Redoublement à valeur intensive du radical de virer, vire-vire connaît plusieurs autres sens peu diffusés, parmi lesquels s'inscrivent ceux de cet
article (non pris en compte par la lexicographie générale), de même que "endroit où la mer forme des tourbillons" (dep. Besch 1845) ou "engin de pêche" (1923 « […] à l'ombre d'un arbre pleureur, un vire-vire tournait ainsi qu'un moulin à prières
et cherchait l'alose » A. Arnoux, né à Digne, dans IGLF ; « […] l'alose pêchée au vire-vire depuis la Barthelasse, devant les remparts d'Avignon » Le Monde, 19 juillet 1995, 22). Le mot est particulièrement caractéristique du français de
Marseille au sens 1 (dep.

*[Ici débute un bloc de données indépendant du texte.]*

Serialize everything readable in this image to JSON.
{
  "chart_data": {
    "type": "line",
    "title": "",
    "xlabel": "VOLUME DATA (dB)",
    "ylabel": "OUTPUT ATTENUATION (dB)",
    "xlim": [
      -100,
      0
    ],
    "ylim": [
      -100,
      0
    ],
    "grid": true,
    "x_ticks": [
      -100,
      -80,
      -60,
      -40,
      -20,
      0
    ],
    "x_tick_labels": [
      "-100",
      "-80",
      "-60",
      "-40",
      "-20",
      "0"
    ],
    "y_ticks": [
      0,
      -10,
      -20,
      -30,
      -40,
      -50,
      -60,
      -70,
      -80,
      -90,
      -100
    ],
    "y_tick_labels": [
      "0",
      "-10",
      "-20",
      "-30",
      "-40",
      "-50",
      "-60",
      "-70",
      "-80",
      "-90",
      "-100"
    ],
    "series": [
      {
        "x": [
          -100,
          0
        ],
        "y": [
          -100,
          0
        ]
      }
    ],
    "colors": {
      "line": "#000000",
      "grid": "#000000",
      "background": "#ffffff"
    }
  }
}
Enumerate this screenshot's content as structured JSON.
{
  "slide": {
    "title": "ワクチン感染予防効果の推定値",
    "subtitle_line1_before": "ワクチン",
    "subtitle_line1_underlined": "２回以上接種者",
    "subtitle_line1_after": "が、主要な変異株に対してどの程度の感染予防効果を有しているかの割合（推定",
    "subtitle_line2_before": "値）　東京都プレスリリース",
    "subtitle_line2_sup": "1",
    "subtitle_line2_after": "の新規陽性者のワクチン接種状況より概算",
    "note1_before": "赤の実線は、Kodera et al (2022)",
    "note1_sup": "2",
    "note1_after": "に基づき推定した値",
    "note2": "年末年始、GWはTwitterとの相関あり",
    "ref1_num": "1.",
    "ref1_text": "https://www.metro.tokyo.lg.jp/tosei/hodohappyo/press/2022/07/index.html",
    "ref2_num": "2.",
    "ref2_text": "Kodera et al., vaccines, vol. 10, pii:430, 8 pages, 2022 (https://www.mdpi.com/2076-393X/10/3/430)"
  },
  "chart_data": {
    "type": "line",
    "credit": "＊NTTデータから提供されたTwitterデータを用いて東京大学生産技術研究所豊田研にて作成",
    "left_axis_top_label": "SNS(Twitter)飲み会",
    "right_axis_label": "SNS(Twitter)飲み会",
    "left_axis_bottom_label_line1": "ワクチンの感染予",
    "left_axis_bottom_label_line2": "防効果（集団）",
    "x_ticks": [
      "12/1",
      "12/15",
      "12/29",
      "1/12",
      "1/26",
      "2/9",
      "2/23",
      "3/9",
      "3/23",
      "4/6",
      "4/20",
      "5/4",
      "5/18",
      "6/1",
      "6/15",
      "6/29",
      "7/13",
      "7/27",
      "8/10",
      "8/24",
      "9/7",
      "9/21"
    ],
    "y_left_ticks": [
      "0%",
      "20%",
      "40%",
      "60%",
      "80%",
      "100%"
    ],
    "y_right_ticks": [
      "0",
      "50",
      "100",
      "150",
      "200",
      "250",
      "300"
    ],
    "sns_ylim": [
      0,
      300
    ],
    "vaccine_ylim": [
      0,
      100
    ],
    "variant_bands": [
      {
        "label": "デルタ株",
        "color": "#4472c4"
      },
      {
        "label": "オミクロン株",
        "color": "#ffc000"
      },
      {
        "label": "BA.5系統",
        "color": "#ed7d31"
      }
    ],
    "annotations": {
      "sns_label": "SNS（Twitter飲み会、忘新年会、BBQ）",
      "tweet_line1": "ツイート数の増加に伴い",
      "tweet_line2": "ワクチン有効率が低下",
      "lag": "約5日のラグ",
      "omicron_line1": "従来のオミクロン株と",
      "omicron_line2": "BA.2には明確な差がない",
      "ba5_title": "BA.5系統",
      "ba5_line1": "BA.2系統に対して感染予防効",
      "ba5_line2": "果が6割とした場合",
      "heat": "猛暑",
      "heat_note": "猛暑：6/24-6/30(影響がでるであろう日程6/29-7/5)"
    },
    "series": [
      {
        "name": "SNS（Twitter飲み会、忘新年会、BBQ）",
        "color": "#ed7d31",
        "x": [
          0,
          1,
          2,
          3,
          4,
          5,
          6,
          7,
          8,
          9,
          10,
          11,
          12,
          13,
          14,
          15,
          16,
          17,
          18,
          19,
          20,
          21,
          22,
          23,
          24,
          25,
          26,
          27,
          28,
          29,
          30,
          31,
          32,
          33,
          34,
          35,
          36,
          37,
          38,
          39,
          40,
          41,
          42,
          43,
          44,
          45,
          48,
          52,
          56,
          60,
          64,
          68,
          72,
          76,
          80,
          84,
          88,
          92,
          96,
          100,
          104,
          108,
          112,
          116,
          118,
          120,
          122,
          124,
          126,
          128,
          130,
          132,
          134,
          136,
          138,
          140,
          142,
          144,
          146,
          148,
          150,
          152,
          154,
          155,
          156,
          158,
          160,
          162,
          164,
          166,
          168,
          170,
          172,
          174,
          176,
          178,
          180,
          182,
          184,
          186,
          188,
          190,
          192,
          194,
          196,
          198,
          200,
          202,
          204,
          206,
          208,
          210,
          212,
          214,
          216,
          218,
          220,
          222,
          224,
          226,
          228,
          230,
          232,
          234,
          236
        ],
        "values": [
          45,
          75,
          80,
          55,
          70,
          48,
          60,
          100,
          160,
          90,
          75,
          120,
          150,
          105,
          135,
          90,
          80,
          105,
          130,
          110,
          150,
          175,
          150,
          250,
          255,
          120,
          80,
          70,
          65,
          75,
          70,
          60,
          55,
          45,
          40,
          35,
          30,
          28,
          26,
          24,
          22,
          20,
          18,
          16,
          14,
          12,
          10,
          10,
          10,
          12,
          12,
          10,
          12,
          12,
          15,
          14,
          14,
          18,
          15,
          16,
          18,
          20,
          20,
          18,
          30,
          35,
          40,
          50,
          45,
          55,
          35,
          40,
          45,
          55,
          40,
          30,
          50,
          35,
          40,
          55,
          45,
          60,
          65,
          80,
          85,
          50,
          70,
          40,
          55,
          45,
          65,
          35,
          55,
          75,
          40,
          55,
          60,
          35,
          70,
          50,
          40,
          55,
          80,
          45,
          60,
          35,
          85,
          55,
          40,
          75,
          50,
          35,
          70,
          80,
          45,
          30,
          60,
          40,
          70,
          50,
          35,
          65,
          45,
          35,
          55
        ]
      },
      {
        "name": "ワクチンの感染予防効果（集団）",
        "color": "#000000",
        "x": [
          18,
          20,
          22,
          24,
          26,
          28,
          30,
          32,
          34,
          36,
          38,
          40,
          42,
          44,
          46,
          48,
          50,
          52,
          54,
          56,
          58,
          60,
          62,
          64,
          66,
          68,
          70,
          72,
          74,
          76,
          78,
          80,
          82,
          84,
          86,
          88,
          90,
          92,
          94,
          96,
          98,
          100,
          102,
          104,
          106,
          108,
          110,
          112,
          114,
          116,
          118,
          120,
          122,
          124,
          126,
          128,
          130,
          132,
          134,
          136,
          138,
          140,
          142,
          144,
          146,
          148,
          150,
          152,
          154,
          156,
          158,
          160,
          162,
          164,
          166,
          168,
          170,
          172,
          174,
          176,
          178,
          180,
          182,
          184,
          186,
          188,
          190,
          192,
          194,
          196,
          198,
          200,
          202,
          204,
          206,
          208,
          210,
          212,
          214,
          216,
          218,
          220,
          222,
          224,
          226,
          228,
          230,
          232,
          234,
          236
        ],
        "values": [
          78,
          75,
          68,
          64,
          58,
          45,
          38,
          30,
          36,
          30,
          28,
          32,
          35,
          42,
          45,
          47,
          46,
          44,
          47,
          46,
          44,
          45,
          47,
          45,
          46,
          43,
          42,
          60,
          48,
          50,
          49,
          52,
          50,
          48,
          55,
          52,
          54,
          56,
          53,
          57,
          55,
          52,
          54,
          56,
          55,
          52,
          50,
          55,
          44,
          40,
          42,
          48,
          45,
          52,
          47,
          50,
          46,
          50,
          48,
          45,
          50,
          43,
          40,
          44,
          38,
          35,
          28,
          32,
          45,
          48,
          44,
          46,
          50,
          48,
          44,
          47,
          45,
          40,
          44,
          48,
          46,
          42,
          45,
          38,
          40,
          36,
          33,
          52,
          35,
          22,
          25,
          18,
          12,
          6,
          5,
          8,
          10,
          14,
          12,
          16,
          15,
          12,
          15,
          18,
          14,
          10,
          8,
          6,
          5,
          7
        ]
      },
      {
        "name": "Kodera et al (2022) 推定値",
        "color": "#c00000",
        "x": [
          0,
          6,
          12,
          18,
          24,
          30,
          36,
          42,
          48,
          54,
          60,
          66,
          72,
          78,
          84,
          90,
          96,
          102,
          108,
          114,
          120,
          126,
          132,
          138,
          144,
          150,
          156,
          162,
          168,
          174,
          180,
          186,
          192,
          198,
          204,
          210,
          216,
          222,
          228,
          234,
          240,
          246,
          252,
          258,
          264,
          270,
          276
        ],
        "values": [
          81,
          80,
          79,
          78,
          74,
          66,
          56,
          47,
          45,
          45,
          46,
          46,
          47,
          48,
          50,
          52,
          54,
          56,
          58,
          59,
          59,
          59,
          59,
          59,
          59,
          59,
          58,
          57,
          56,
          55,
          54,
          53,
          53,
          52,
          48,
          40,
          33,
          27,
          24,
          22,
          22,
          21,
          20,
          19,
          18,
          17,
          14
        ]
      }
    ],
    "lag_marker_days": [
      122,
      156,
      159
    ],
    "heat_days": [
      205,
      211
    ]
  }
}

Brun) ; les sens 2, d'attestation plus récente, semblent en usage dans une aire plus large (mais avoir le vire-vire "avoir le vertige", relevé dans ColinParlComt 1992, ne semble pas d'usage courant dans le français de
Franche-Comté).
◇◇ bibliographie. BrunMars 1931 ; BouvierMars 1986 ; MartelProv 1988 ; BlanchetProv 1991 ; CouCévennes
1992 "tournis" ; ArmanetBRhône 1993 ; CovèsSète 1995 ; ArmKasMars 1998 « vieilli » ; MartelBoules 1998 « partout » ; BouisMars 1999 ; FEW 14, 385b, vibrare.
△△ enquêtes. EnqDRF 1994-96 : ("manège") Var, 100 % ; Bouches-du-Rhône, 80 % ; Alpes-de-Haute-Provence, Vaucluse, 65 % ;
Hautes-Alpes, Alpes-Maritimes, 50 %.